Liegen diese Ausnahmefälle nicht vor, gibt es, wie bereits ausgeführt, keinen Anspruch auf eine Abfindung.

Im Zusammenhang mit dem Ausspruch einer Kündigung ist es aber gängige Praxis, dass der Arbeitgeber dem Arbeitnehmer anbietet, eine Abfindung zu zahlen, um eine gegebenenfalls aufwendige und für den Arbeitgeber nachteilige Kündigungsschutzklage zu vermeiden. Sollte das Arbeitsgericht nämlich im Rahmen des Kündigungsschutzverfahrens feststellen, dass die ausgesprochene Kündigung unwirksam war, läuft der Arbeitgeber Gefahr, den Arbeitnehmer weiter beschäftigen zu müssen. Darüber hinaus muss er nach einem relativ langen Verfahren die Gehaltsansprüche des Mitarbeiters nachzahlen. Das kann unter Umständen einen erheblichen Betrag ausmachen.

Um diesem Risiko aus dem Weg zu gehen, empfehlen die Arbeitsgerichte im Rahmen des Kündigungsschutzverfahrens, dass die Parteien aufeinander zugehen. Dabei verzichtet der Arbeitnehmer auf die Durchführung des Kündigungsschutzverfahrens und erkennt die ausgesprochene Kündigung gegen Zahlung einer Abfindung an. In einem solchen Fall wird die Kündigung durch den Vergleich wirksam. Im Rahmen eines gerichtlichen Vergleichs vereinbaren die Parteien in der Regel, dass das Arbeitsverhältnis durch die fristgerechte Kündigung beendet wurde und der Arbeitgeber sich verpflichtet, eine Abfindung zu zahlen. Alle gegebenenfalls notwendigerweise noch zu klärenden Punkte werden und sollten zudem in dieser Vereinbarung mit erledigt werden.

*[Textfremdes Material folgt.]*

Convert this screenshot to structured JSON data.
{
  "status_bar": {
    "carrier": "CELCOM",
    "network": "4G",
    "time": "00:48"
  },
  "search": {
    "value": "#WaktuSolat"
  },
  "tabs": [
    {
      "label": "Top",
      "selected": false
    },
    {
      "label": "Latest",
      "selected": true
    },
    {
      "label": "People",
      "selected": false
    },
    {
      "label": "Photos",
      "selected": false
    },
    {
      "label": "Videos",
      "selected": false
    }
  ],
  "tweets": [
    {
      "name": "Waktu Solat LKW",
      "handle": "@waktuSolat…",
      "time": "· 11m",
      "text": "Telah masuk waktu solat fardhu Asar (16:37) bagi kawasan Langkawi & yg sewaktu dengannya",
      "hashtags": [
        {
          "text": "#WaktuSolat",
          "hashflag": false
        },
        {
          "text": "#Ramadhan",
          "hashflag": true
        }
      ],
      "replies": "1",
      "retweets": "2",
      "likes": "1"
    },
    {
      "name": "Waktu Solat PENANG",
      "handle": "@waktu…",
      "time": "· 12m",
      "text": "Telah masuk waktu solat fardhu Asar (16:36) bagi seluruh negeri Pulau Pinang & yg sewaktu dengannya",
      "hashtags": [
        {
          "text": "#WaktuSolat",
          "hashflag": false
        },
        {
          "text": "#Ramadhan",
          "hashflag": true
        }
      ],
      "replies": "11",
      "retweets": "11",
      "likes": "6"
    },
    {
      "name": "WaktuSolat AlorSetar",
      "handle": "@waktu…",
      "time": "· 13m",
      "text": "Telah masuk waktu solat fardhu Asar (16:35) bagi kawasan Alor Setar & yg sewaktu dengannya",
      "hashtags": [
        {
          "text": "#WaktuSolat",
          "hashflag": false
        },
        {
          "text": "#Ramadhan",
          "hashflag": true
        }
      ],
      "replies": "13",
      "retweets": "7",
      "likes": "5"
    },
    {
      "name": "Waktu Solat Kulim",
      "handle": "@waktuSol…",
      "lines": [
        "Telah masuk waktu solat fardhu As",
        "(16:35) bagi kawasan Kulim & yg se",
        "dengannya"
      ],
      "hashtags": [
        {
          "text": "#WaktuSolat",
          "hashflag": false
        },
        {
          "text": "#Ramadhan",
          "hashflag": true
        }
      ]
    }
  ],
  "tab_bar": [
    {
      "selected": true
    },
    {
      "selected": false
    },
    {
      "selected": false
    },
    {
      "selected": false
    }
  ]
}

Wie hoch ist eine solche Abfindung?

Wird eine Abfindung im Zusammenhang mit dem Ausspruch einer Kündigung und insbesondere in einem gerichtlichen Verfahren verhandelt, gibt es „übliche Größen“, die im Zusammenhang mit den Verhandlungen zunächst zugrunde gelegt werden. Grundlage dieser Vorgabe ist das KSchG, das an verschiedenen Stellen die Berechnungsgrundlage „halbes Bruttogehalt pro Beschäftigungsjahr“ und den Bezug zum gezahlten Entgelt zum Ausgleich des Verlustes des Arbeitsplatzes vorsieht.

Grundsätzlich ist es allerdings so, dass diese Vorgabe für Verhandlungen weder verbindlich ist, noch als allgemein gültige Regel aufgefasst werden muss. Spricht der Arbeitgeber eine Kündigung aus, sind die Parteien in den Verhandlungen frei. Letztendlich hängt die Höhe einer Abfindung maßgeblich davon ab, wie hoch der Arbeitgeber das Risiko ansieht, dass der Arbeitnehmer ein Kündigungsschutzverfahren einleiten und erfolgreich durchführen kann.

Spricht alles dafür, dass der Arbeitgeber mit der ausgesprochenen Kündigung Recht hat, kann es sein, dass die Verhandlungen erfolglos verlaufen oder aber nur eine geringe Abfindung angeboten wird. Spricht viel dafür, dass die ausgesprochene Kündigung rechtsunwirksam ist, können ganz erhebliche Abfindungszahlungen in Aussicht stehen. Einzelheiten hierzu sollten Sie mit Ihrem Rechtsanwalt besprechen.